„Mal heiter, mal wolkig …“

Liebe Leserin, lieber Leser,

diese Woche war nur teilweise nach meinem Geschmack – so ähnlich wie das Wetter!  Das wechselte  oft so schlagartig von „Winterjacke  und Hagelschauer“, zu  „Heizung abstellen und Sonnenschein“, dass man ganz durcheinander kam! 

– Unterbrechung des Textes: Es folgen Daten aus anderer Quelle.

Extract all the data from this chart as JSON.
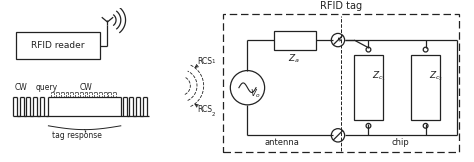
{
  "bg_color": "#ffffff",
  "line_color": "#222222",
  "title_rfid_tag": "RFID tag",
  "label_rfid_reader": "RFID reader",
  "label_cw1": "CW",
  "label_query": "query",
  "label_cw2": "CW",
  "label_tag_response": "tag response",
  "label_rcs1": "RCS",
  "label_rcs1_sub": "1",
  "label_rcs2": "RCS",
  "label_rcs2_sub": "2",
  "label_za": "$Z_a$",
  "label_vo": "$V_o$",
  "label_zc1": "$Z_{c_1}$",
  "label_zc2": "$Z_{c_2}$",
  "label_antenna": "antenna",
  "label_chip": "chip"
}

Menschen, die sich weniger gut auskennen, würden „Aprilwetter“ dazu sagen – aber die Naturvölker wissen, dass  unsere  Stimmung nicht vom Wetter abhängt, sondern das Wetter die sichtbare Auswirkung unserer kollektiven Stimmung ist.   Und so sehr, wie es viele im Augenblick hin und her kegelt, so sehr wechselt im Augenblick auch das Wetter!  (Die Schamanen der Hopi Indianer kennen noch die alte "Technik" bei Dürre den Regen auf die Erde zu rufen!)

Ja, natürlich wirkt sich das Wetter dann auch wieder auf die Stimmung aus…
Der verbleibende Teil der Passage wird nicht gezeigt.